Queer Hyenas: Exclusion and Sanctuary in Senegalese Visual Culture

Colloquium | May 2 | 12:30-2 p.m. | 223 Moses Hall

 Ivy Mills, Lecturer, History of Art, UC Berkeley

 Center for African Studies

Dr. Ivy Mills is a lecturer in the Visual and Literary Cultures of Africa and the African Diaspora in the History of Art Department at the University of California, Berkeley. A recipient of Fulbright, FLAS, and Rocca grants, she conducted research on Senegalese cultural production and taught college courses during a four-year residency in Dakar, Senegal; she then earned her PhD in African Diaspora Studies from UC Berkeley in 2011. Her current book project, provisionally titled Iconographies of Exclusion: Gender, Animality, and the Limits of Community in Senegalese Visual Culture, argues that contemporary figurations of abjection and violability cohere through a referencing of the logics and symbols of older hierarchies of caste and slavery.

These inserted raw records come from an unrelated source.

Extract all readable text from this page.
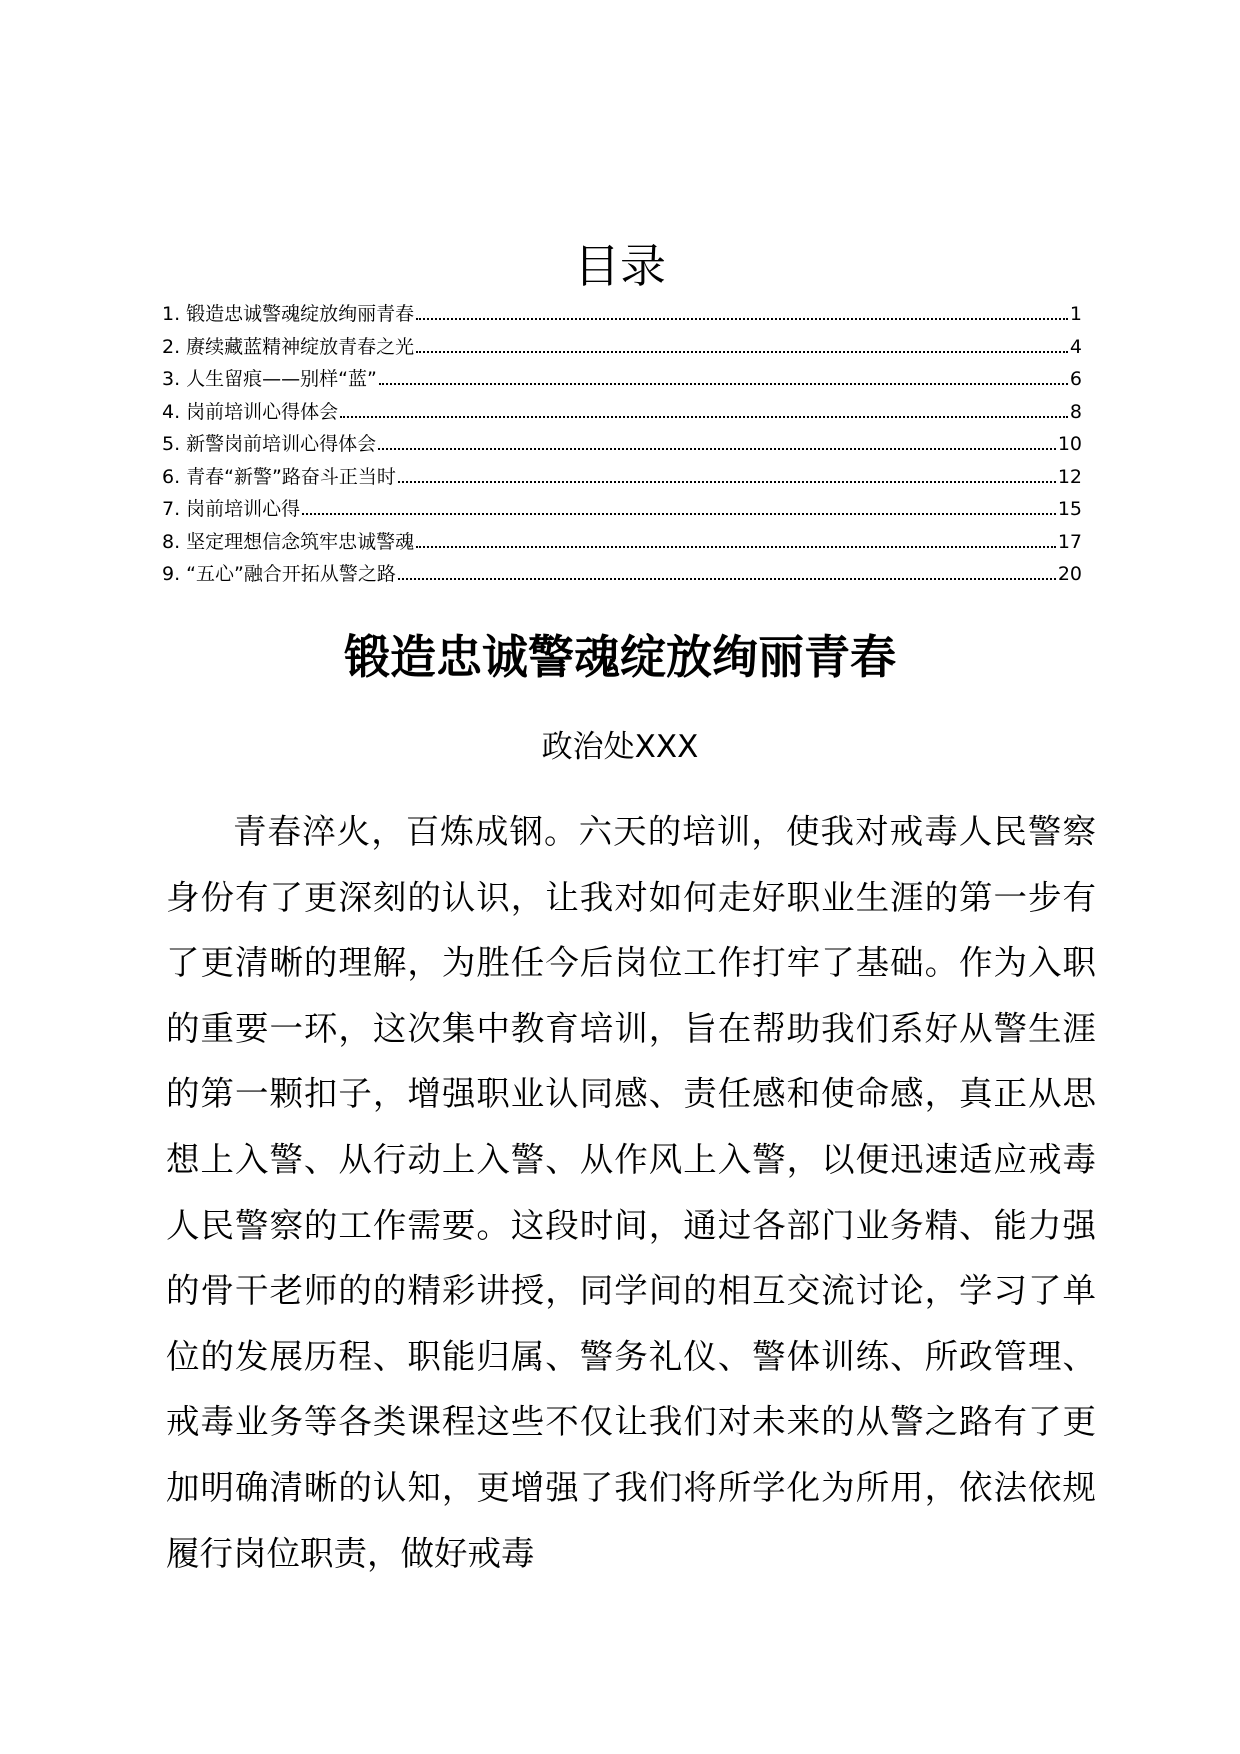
目录
1. 锻造忠诚警魂绽放绚丽青春	1
2. 赓续藏蓝精神绽放青春之光	4
3. 人生留痕——别样“蓝”	6
4. 岗前培训心得体会	8
5. 新警岗前培训心得体会	10
6. 青春“新警”路奋斗正当时	12
7. 岗前培训心得	15
8. 坚定理想信念筑牢忠诚警魂	17
9. “五心”融合开拓从警之路	20
锻造忠诚警魂绽放绚丽青春

政治处XXX

青春淬火，百炼成钢。六天的培训，使我对戒毒人民警察身份有了更深刻的认识，让我对如何走好职业生涯的第一步有了更清晰的理解，为胜任今后岗位工作打牢了基础。作为入职的重要一环，这次集中教育培训，旨在帮助我们系好从警生涯的第一颗扣子，增强职业认同感、责任感和使命感，真正从思想上入警、从行动上入警、从作风上入警，以便迅速适应戒毒人民警察的工作需要。这段时间，通过各部门业务精、能力强的骨干老师的的精彩讲授，同学间的相互交流讨论，学习了单位的发展历程、职能归属、警务礼仪、警体训练、所政管理、戒毒业务等各类课程这些不仅让我们对未来的从警之路有了更加明确清晰的认知，更增强了我们将所学化为所用，依法依规履行岗位职责，做好戒毒
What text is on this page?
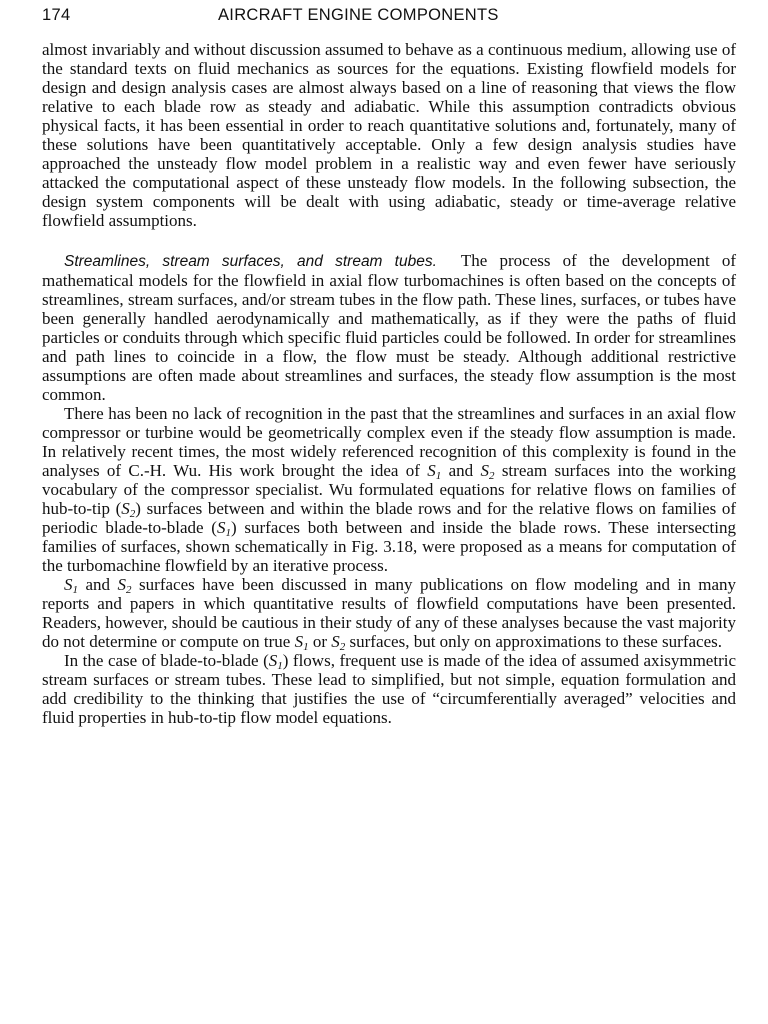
174	AIRCRAFT ENGINE COMPONENTS

almost invariably and without discussion assumed to behave as a continuous medium, allowing use of the standard texts on fluid mechanics as sources for the equations. Existing flowfield models for design and design analysis cases are almost always based on a line of reasoning that views the flow relative to each blade row as steady and adiabatic. While this assumption contradicts obvious physical facts, it has been essential in order to reach quantitative solutions and, fortunately, many of these solutions have been quantitatively acceptable. Only a few design analysis studies have approached the unsteady flow model problem in a realistic way and even fewer have seriously attacked the computational aspect of these unsteady flow models. In the following subsection, the design system components will be dealt with using adiabatic, steady or time-average relative flowfield assumptions.

Streamlines, stream surfaces, and stream tubes. The process of the development of mathematical models for the flowfield in axial flow turbomachines is often based on the concepts of streamlines, stream surfaces, and/or stream tubes in the flow path. These lines, surfaces, or tubes have been generally handled aerodynamically and mathematically, as if they were the paths of fluid particles or conduits through which specific fluid particles could be followed. In order for streamlines and path lines to coincide in a flow, the flow must be steady. Although additional restrictive assumptions are often made about streamlines and surfaces, the steady flow assumption is the most common.

There has been no lack of recognition in the past that the streamlines and surfaces in an axial flow compressor or turbine would be geometrically complex even if the steady flow assumption is made. In relatively recent times, the most widely referenced recognition of this complexity is found in the analyses of C.-H. Wu. His work brought the idea of $S_1$ and $S_2$ stream surfaces into the working vocabulary of the compressor specialist. Wu formulated equations for relative flows on families of hub-to-tip $(S_2)$ surfaces between and within the blade rows and for the relative flows on families of periodic blade-to-blade $(S_1)$ surfaces both between and inside the blade rows. These intersecting families of surfaces, shown schematically in Fig. 3.18, were proposed as a means for computation of the turbomachine flowfield by an iterative process.

$S_1$ and $S_2$ surfaces have been discussed in many publications on flow modeling and in many reports and papers in which quantitative results of flowfield computations have been presented. Readers, however, should be cautious in their study of any of these analyses because the vast majority do not determine or compute on true $S_1$ or $S_2$ surfaces, but only on approximations to these surfaces.

In the case of blade-to-blade $(S_1)$ flows, frequent use is made of the idea of assumed axisymmetric stream surfaces or stream tubes. These lead to simplified, but not simple, equation formulation and add credibility to the thinking that justifies the use of “circumferentially averaged” velocities and fluid properties in hub-to-tip flow model equations.
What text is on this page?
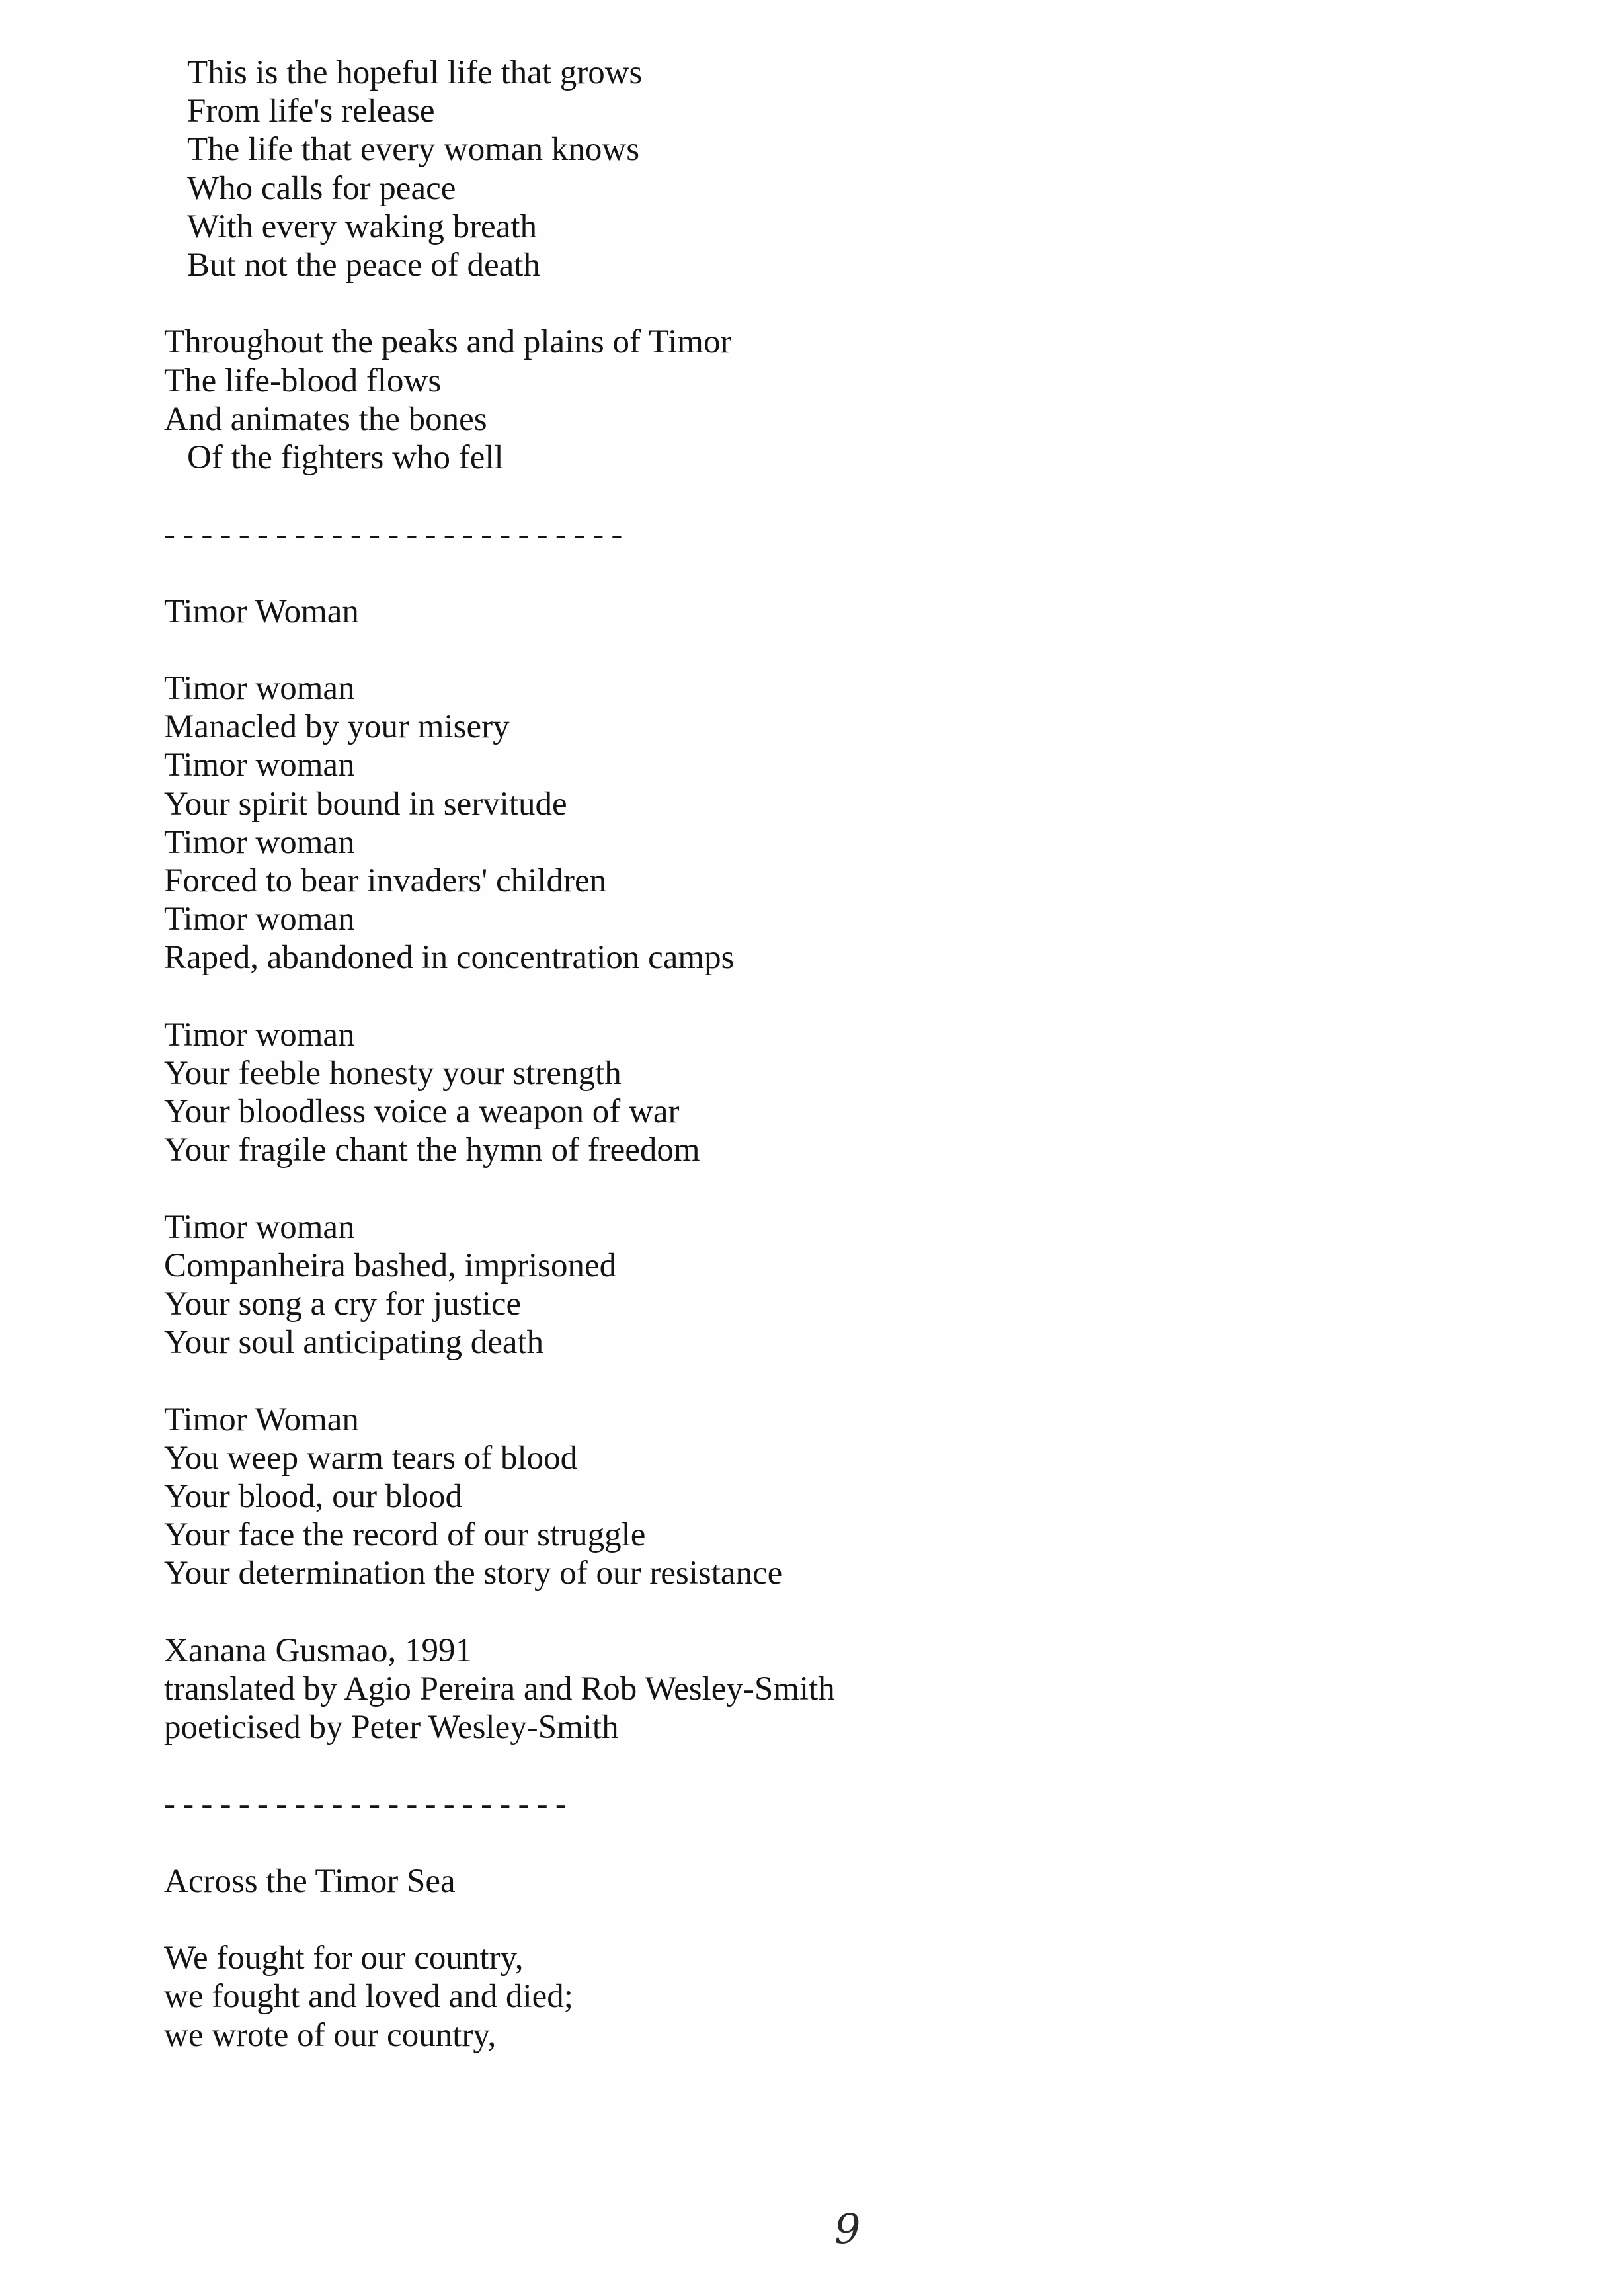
This is the hopeful life that grows
From life's release
The life that every woman knows
Who calls for peace
With every waking breath
But not the peace of death
Throughout the peaks and plains of Timor
The life-blood flows
And animates the bones
Of the fighters who fell
-------------------------
Timor Woman
Timor woman
Manacled by your misery
Timor woman
Your spirit bound in servitude
Timor woman
Forced to bear invaders' children
Timor woman
Raped, abandoned in concentration camps
Timor woman
Your feeble honesty your strength
Your bloodless voice a weapon of war
Your fragile chant the hymn of freedom
Timor woman
Companheira bashed, imprisoned
Your song a cry for justice
Your soul anticipating death
Timor Woman
You weep warm tears of blood
Your blood, our blood
Your face the record of our struggle
Your determination the story of our resistance
Xanana Gusmao, 1991
translated by Agio Pereira and Rob Wesley-Smith
poeticised by Peter Wesley-Smith
----------------------
Across the Timor Sea
We fought for our country,
we fought and loved and died;
we wrote of our country,
9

In this tradition, the limits of humanness – and therefore of communal protection – are imagined through queer, socially dead figures like the hyena and donkey. She is also working on projects on comedic whiteface performance; on the visualization of gendered piety and virtue in Wolof melodrama and contemporary art; and on flows of popular culture between Senegal and India.